See also Arkansas County Road Imp. Dist. No. 5 v. Taylor, 185 Ark. 293, 47 S.W. 2d 27; Kersh Lake Drainage Dist. v. State Bank & Trust Co., 8 Cir., 85 F.2d 643, 644; Trice v. Arkansas State Highway Commission, 186 Ark. 100, 52 S.W.2d 650.

None of the Arkansas or federal cases afford support for the claim that the obligation of the lien lawfully given by the District to the bondholder here may be impaired by compelling the bondholder to share its security on a parity with the holder of a subsequently issued certificate of debt long afterwards reduced to simple money judgment. The Arkansas cases in which successive bond issues have had the same security pledged for their payment are not relevant here, no pledge having been given for these certificates. Cf. Luehrmann v. Drainage District, 8 Cir., 104 F.2d 696; Howe v. Long Prairie Levee District, 187 Ark. 725, 728, 62 S.W.2d 10; McNear v. Little Red River Levee District, 8 Cir., 293 F. 717; Hoehler v. W. B. Worthen Co., 154 Ark. 444, 450, 243 S.W. 822.

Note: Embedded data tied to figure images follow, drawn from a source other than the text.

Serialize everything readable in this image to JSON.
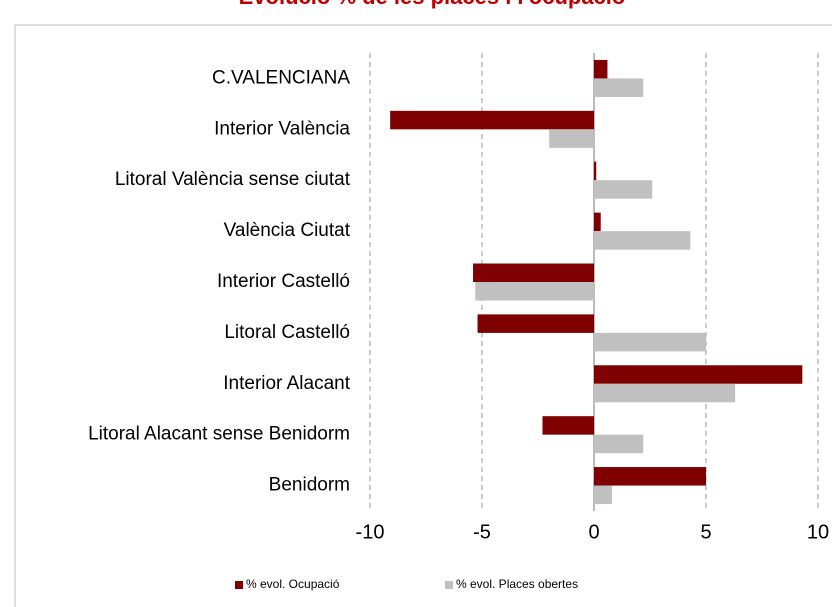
{
  "chart_data": {
    "type": "bar",
    "orientation": "horizontal",
    "title": "Evolució % de les places i l'ocupació",
    "categories": [
      "C.VALENCIANA",
      "Interior València",
      "Litoral València sense ciutat",
      "València Ciutat",
      "Interior Castelló",
      "Litoral Castelló",
      "Interior Alacant",
      "Litoral Alacant sense Benidorm",
      "Benidorm"
    ],
    "series": [
      {
        "name": "% evol. Ocupació",
        "color": "#7f0000",
        "values": [
          0.6,
          -9.1,
          0.1,
          0.3,
          -5.4,
          -5.2,
          9.3,
          -2.3,
          5.0
        ]
      },
      {
        "name": "% evol. Places obertes",
        "color": "#c0c0c0",
        "values": [
          2.2,
          -2.0,
          2.6,
          4.3,
          -5.3,
          5.0,
          6.3,
          2.2,
          0.8
        ]
      }
    ],
    "xlim": [
      -10,
      10
    ],
    "xticks": [
      -10,
      -5,
      0,
      5,
      10
    ],
    "grid": true,
    "legend": "bottom"
  }
}
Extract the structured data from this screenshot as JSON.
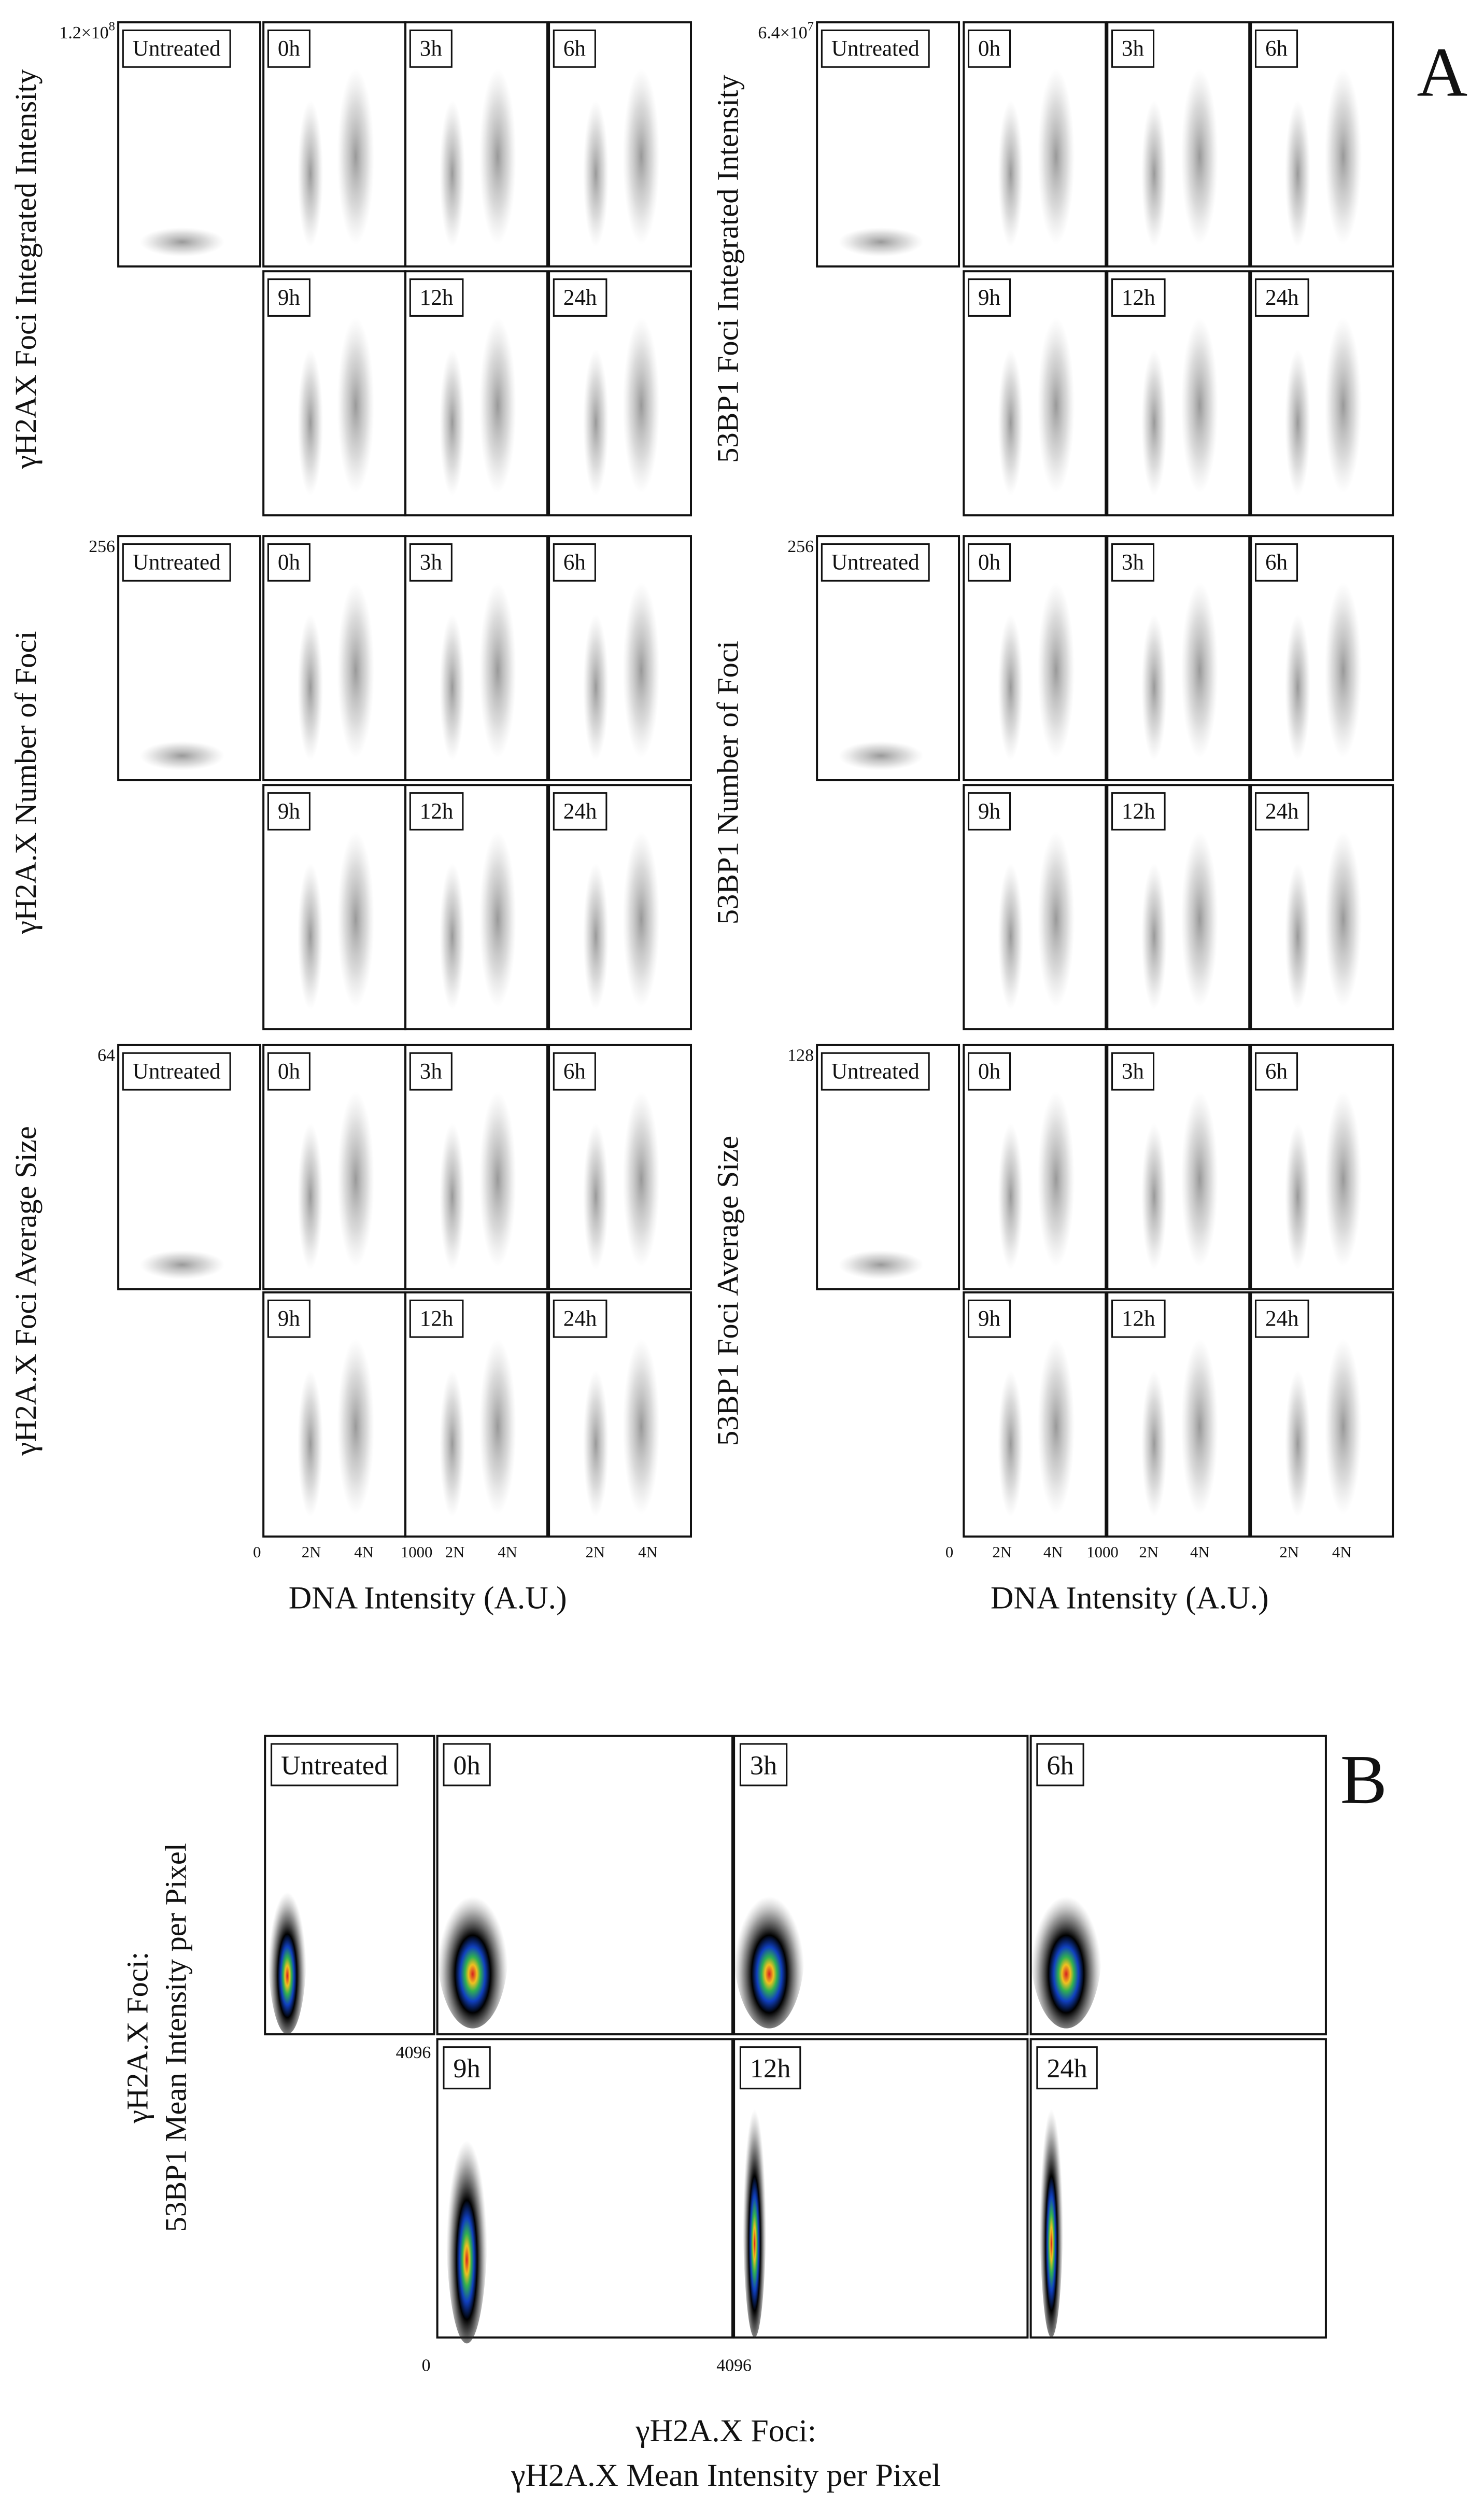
{
  "panel_a": {
    "label": "A",
    "groups": [
      {
        "y_label": "γH2AX Foci Integrated Intensity",
        "y_max": {
          "base": "1.2×10",
          "exp": "8"
        },
        "panels": [
          "Untreated",
          "0h",
          "3h",
          "6h",
          "9h",
          "12h",
          "24h"
        ]
      },
      {
        "y_label": "γH2A.X Number of Foci",
        "y_max": "256",
        "panels": [
          "Untreated",
          "0h",
          "3h",
          "6h",
          "9h",
          "12h",
          "24h"
        ]
      },
      {
        "y_label": "γH2A.X Foci Average Size",
        "y_max": "64",
        "panels": [
          "Untreated",
          "0h",
          "3h",
          "6h",
          "9h",
          "12h",
          "24h"
        ]
      },
      {
        "y_label": "53BP1 Foci Integrated Intensity",
        "y_max": {
          "base": "6.4×10",
          "exp": "7"
        },
        "panels": [
          "Untreated",
          "0h",
          "3h",
          "6h",
          "9h",
          "12h",
          "24h"
        ]
      },
      {
        "y_label": "53BP1 Number of Foci",
        "y_max": "256",
        "panels": [
          "Untreated",
          "0h",
          "3h",
          "6h",
          "9h",
          "12h",
          "24h"
        ]
      },
      {
        "y_label": "53BP1  Foci Average Size",
        "y_max": "128",
        "panels": [
          "Untreated",
          "0h",
          "3h",
          "6h",
          "9h",
          "12h",
          "24h"
        ]
      }
    ],
    "x_ticks_left": [
      "0",
      "2N",
      "4N",
      "1000",
      "2N",
      "4N",
      "2N",
      "4N"
    ],
    "x_ticks_right": [
      "0",
      "2N",
      "4N",
      "1000",
      "2N",
      "4N",
      "2N",
      "4N"
    ],
    "x_label_left": "DNA Intensity (A.U.)",
    "x_label_right": "DNA Intensity (A.U.)"
  },
  "panel_b": {
    "label": "B",
    "panels": [
      "Untreated",
      "0h",
      "3h",
      "6h",
      "9h",
      "12h",
      "24h"
    ],
    "y_label": [
      "γH2A.X Foci:",
      "53BP1 Mean Intensity per Pixel"
    ],
    "y_tick": "4096",
    "x_ticks": [
      "0",
      "4096"
    ],
    "x_label": [
      "γH2A.X Foci:",
      "γH2A.X Mean Intensity per Pixel"
    ]
  }
}
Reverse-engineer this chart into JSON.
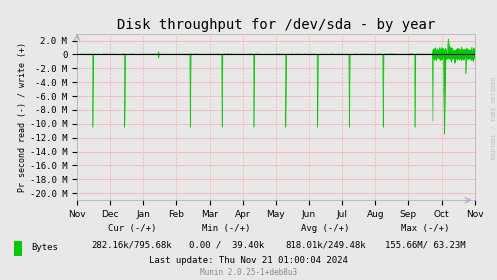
{
  "title": "Disk throughput for /dev/sda - by year",
  "ylabel": "Pr second read (-) / write (+)",
  "background_color": "#e8e8e8",
  "line_color": "#00cc00",
  "fill_color": "#00cc00",
  "ylim": [
    -21000000,
    3000000
  ],
  "yticks": [
    2000000,
    0,
    -2000000,
    -4000000,
    -6000000,
    -8000000,
    -10000000,
    -12000000,
    -14000000,
    -16000000,
    -18000000,
    -20000000
  ],
  "ytick_labels": [
    "2.0 M",
    "0",
    "-2.0 M",
    "-4.0 M",
    "-6.0 M",
    "-8.0 M",
    "-10.0 M",
    "-12.0 M",
    "-14.0 M",
    "-16.0 M",
    "-18.0 M",
    "-20.0 M"
  ],
  "xlabel_months": [
    "Nov",
    "Dec",
    "Jan",
    "Feb",
    "Mar",
    "Apr",
    "May",
    "Jun",
    "Jul",
    "Aug",
    "Sep",
    "Oct",
    "Nov"
  ],
  "rrdtool_label": "RRDTOOL / TOBI OETIKER",
  "legend_label": "Bytes",
  "cur_label": "Cur (-/+)",
  "cur_value": "282.16k/795.68k",
  "min_label": "Min (-/+)",
  "min_value": "0.00 /  39.40k",
  "avg_label": "Avg (-/+)",
  "avg_value": "818.01k/249.48k",
  "max_label": "Max (-/+)",
  "max_value": "155.66M/ 63.23M",
  "last_update": "Last update: Thu Nov 21 01:00:04 2024",
  "munin_version": "Munin 2.0.25-1+deb8u3",
  "title_fontsize": 10,
  "axis_fontsize": 6.5,
  "legend_fontsize": 6.5
}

The decree herein according a lien to the intervener on a parity with the lien of the bondholder must therefore be reversed. But we do not hold that Mr. Grable was *714without right to intervene in the bondholder’s suit. Such intervention appears to be proper under the Arkansas statutes and decisions. Pope’s Digest §§ 7336, 7337; Dickinson v. Mingea, 191 Ark. 946, 88 S.W.2d 807; Rogers Paving Imp. Dist. v. Swofford, 193 Ark. 260, 99 S.W.2d 577. But the lien of the bondholders is and must be maintained as prior and superior, and the intervener’s recovery must be subject to and in recognition of such priority.

Reversed and remanded with instruction to enter new decree in conformity herewith.

Supplied.

See Arkansas Foundry Co. v. Stanley, 150 Ark. 127, 233 S.W. 922; Road Improvement District No. 4 v. Southern Trust Co., 152 Ark. 422, 239 S.W. 8; Logan v. Sidewalk District No. 6, 163 Ark. 591, 260 S.W. 407. Cf. Kirby’s Digest, §§ 5713, 5714.

Miller v. Hamilton, 8 Cir., 233 F. 402; Hopson v. Oliver, 174 Ark. 659, 298 S.W. 489; First National Bank v. Wells River Sav. Bank, 179 Ark. 834, 18 S.W.2d 370.